Oleh: Abdullah al-Mustofa
Anggota Bidang Kajian Palestina dan Al-Aqsha, Baitul Maqdis Institute
abdullahalmustofa@gmail.com
ALLAH Subhanallahu wa ta’ala berfirman:
اَللّٰهُ نُوْرُ السَّمٰوٰتِ وَالْاَرْضِۗ مَثَلُ نُوْرِهٖ كَمِشْكٰوةٍ فِيْهَا مِصْبَاحٌۗ اَلْمِصْبَاحُ فِيْ زُجَاجَةٍۗ اَلزُّجَاجَةُ كَاَنَّهَا كَوْكَبٌ دُرِّيٌّ يُّوْقَدُ مِنْ شَجَرَةٍ مُّبٰرَكَةٍ زَيْتُوْنَةٍ لَّا شَرْقِيَّةٍ وَّلَا غَرْبِيَّةٍۙ يَّكَادُ زَيْتُهَا يُضِيْۤءُ وَلَوْ لَمْ تَمْسَسْهُ نَارٌۗ نُوْرٌ عَلٰى نُوْرٍۗ يَهْدِى اللّٰهُ لِنُوْرِهٖ مَنْ يَّشَاۤءُۗ وَيَضْرِبُ اللّٰهُ الْاَمْثَالَ لِلنَّاسِۗ وَاللّٰهُ بِكُلِّ شَيْءٍ عَلِيْمٌ ۙ
Artinya:
Allah (pemberi) cahaya (pada) langit dan bumi. Perumpamaan cahaya-Nya seperti sebuah lubang (pada dinding) yang tidak tembus yang di dalamnya ada pelita besar. Pelita itu di dalam tabung kaca (dan) tabung kaca itu bagaikan bintang (yang berkilauan seperti) mutiara, yang dinyalakan dengan minyak dari pohon yang diberkahi, (yaitu) pohon zaitun yang tumbuh tidak di timur dan tidak pula di barat, yang minyaknya (saja) hampir-hampir menerangi walaupun tidak disentuh api. Cahaya di atas cahaya (berlapis-lapis). Allah memberi petunjuk menuju cahaya-Nya kepada orang yang Dia kehendaki. Allah membuat perumpamaan-perumpamaan bagi manusia. Allah Maha Mengetahui segala sesuatu. (QS. An-Nūr [24]: 35)
BACA JUGA: Air Mata Palestina, Air Mata Kita
Mukadimah
Di dalam ayat yang mulia tersebut di atas, ada satu kata kunci yang menjadi pokok pembahasan dalam tulisan ini, yaitu zaituha (minyaknya, yaitu minyak zaitun) yang termaktub di dalam penggalan ayat yang berbunyi “yakadu zaituha yudhiu walau lam tamsashu narun”.
Tafsir ayat
Ketika menafsirkan penggalan ayat tersebut, syaikh Abdurrahman bin Nashir as-Sa’di di dalam kitab tafsirnya menyebutkan fitrah orang beriman dianalogikan dengan minyak zaitun yang jernih.

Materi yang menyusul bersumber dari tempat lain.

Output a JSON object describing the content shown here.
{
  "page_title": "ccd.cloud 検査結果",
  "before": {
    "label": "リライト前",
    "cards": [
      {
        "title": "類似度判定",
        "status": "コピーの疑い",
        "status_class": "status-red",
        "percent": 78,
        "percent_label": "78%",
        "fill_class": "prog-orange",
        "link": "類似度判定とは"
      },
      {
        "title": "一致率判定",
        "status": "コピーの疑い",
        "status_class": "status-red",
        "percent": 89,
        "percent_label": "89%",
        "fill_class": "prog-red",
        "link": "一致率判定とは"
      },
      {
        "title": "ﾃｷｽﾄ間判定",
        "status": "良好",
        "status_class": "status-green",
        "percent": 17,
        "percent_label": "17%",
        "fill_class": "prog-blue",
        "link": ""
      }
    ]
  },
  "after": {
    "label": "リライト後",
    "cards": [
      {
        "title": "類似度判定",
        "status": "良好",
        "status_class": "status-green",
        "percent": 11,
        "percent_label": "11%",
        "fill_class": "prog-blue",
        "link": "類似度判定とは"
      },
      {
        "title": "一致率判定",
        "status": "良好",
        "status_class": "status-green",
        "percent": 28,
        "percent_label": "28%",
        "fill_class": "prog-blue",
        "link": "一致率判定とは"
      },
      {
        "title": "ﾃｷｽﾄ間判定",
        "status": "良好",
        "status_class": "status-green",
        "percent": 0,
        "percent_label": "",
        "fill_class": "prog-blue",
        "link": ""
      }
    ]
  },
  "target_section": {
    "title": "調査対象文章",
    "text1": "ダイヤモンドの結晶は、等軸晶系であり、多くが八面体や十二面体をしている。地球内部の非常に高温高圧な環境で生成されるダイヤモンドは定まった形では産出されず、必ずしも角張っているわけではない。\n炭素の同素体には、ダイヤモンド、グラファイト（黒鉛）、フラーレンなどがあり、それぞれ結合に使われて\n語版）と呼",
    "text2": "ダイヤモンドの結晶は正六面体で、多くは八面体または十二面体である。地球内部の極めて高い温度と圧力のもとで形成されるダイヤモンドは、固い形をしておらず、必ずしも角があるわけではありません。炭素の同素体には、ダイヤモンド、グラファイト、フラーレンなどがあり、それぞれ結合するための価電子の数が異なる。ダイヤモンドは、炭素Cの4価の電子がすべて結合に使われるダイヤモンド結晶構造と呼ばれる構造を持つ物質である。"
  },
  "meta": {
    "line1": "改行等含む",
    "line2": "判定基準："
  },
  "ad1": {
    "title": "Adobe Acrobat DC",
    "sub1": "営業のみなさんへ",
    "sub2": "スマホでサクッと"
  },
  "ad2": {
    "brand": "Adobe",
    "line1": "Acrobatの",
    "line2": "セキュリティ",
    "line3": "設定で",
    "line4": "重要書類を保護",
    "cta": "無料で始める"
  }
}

Beliau menulis, yang artinya: “Fitrah orang beriman itu yang mana Dia diciptakan dalam bentuknya adalah seperti kedudukan minyak (zaitun) yang jernih. Fitrah orang beriman itu jernih, telah siap untuk menerima ajaran-ajaran Ilahi dan amal yang disyariatkan.”
Ayat yang mulia itu juga menjelaskan sifat minyak zaitun. Minyak zaitun hampir-hampir menerangi, walaupun tidak disentuh api, sebab kejernihannya. Dengan kata lain, kejernihannya menjadikannya hampir bersinar dengan sendirinya tanpa harus dinyalakan dengan api. Demikian pula fitrah jernih yang ada di dalam diri orang beriman, kejernihannya menjadikannya hampir bersinar dengan sendirinya sebelum menerima cahaya lainnya berupa ilmu.

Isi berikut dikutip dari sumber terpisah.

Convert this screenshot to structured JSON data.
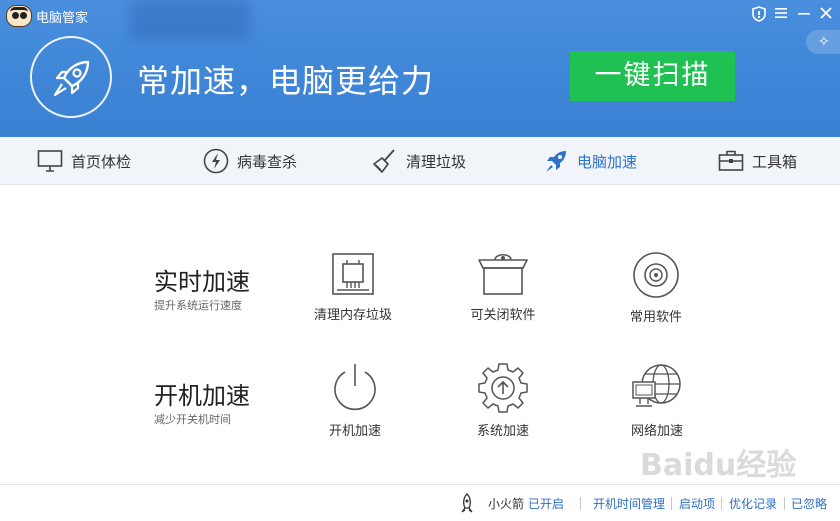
{
  "app": {
    "title": "电脑管家"
  },
  "header": {
    "headline": "常加速，电脑更给力",
    "scan_button": "一键扫描"
  },
  "tabs": [
    {
      "label": "首页体检",
      "icon": "monitor-icon"
    },
    {
      "label": "病毒查杀",
      "icon": "lightning-icon"
    },
    {
      "label": "清理垃圾",
      "icon": "broom-icon"
    },
    {
      "label": "电脑加速",
      "icon": "rocket-icon",
      "active": true
    },
    {
      "label": "工具箱",
      "icon": "toolbox-icon"
    }
  ],
  "groups": [
    {
      "title": "实时加速",
      "subtitle": "提升系统运行速度",
      "tools": [
        {
          "label": "清理内存垃圾",
          "icon": "memory-chip-icon"
        },
        {
          "label": "可关闭软件",
          "icon": "software-box-icon"
        },
        {
          "label": "常用软件",
          "icon": "disc-icon"
        }
      ]
    },
    {
      "title": "开机加速",
      "subtitle": "减少开关机时间",
      "tools": [
        {
          "label": "开机加速",
          "icon": "power-icon"
        },
        {
          "label": "系统加速",
          "icon": "gear-arrow-icon"
        },
        {
          "label": "网络加速",
          "icon": "network-globe-icon"
        }
      ]
    }
  ],
  "footer": {
    "rocket_label": "小火箭",
    "rocket_status": "已开启",
    "links": [
      "开机时间管理",
      "启动项",
      "优化记录",
      "已忽略"
    ]
  },
  "watermark": "Baidu经验",
  "colors": {
    "header_blue": "#3f86d8",
    "scan_green": "#1fc152",
    "active_tab": "#2d73cc",
    "link_blue": "#2d6fc6"
  }
}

Berdasarkan keterangan beberapa kitab tafsir ketika menafsirkan ayat itu, minyak zaitun merupakan minyak terbaik dan yang paling berkualitas di antara minyak lainnya. Minyak zaitun adalah minyak yang jernih, murni dan berkilau. Minyak zaitun cahayanya merupakan cahaya yang paling cemerlang.
Ayat yang mulia itu juga menyatakan, minyak zaitun berasal dari pohon yang diberkahi, yaitu pohon zaitun. Mengenai keberkahannya, ketika menafsirkan penggalan ayat “min syajarotin mubarokatin“ kitab Zubdah at-Tafsir Min Fath al-Qadir karya Syaikh Dr. Muhammad Sulaiman al- Asyqar menyebutkan bahwa terdapat pendapat mengatakan sebagian dari keberkahan pohon ini adalah buahnya dapat digunakan sebagai lauk, minyak, penyamakan kulit, dan bahan bakar, dan tidak ada satu bagian pohon zaitun pun yang tidak memiliki manfaat.

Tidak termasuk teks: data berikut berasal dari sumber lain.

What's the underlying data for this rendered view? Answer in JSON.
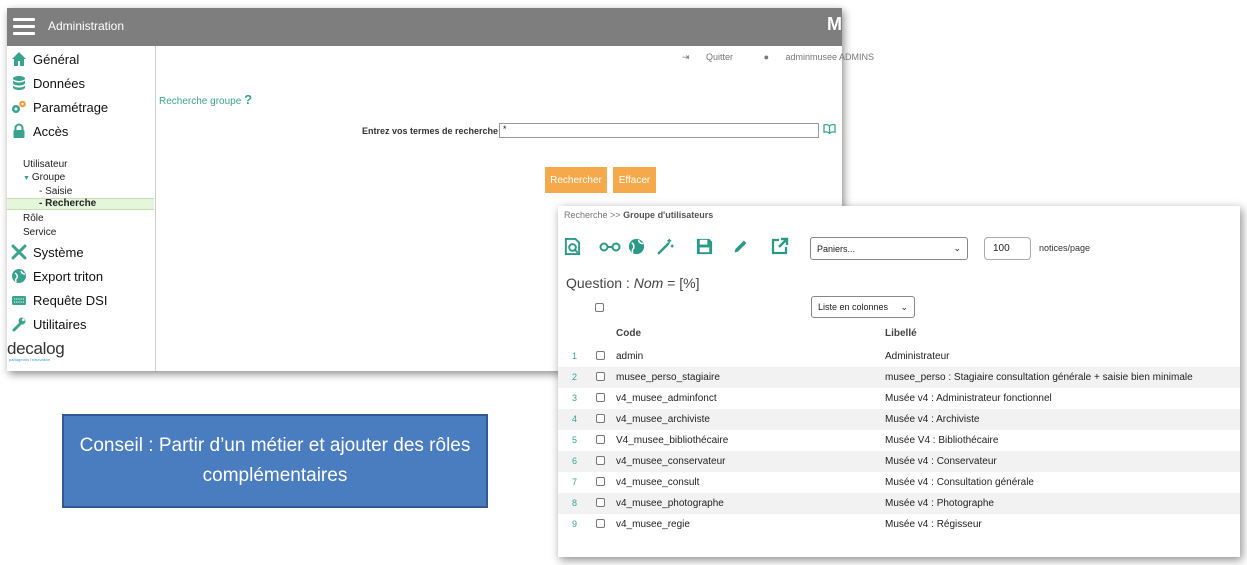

Ahmad Muhammad Qasim Madzkur dalam artikelnya berjudul “Tafsir Qouluhu Taala Zaitunah La Syarqiyyah Wa La Ghorbiyyah Dirosah Tafsiriyyah Muqoronah” (“Interpretation of God Almighty’s Saying “Olive is Neither Eastern Nor Western “ An-Nur 35: An Explanatory Comparative Study”), yang dimuat di majalah Adz-Dzakhurah li al-Buhuts wa ad-Dirasaat al-Islamiyyah (Volume 4, no. 1, hal. 29-59), menyimpulkan bahwa yang dimaksud dengan pohon yang diberkahi di dalam ayat itu adalah pohon zaitun di bumi Syam, karena bumi Syam adalah tempat yang suci dan diberkahi di bumi (lihat QS. 17: 1), yang merupakan pusat bumi dan iklimnya cocok untuk pohon ini, serta menghasilkan zaitun berkualitas tinggi dan murni.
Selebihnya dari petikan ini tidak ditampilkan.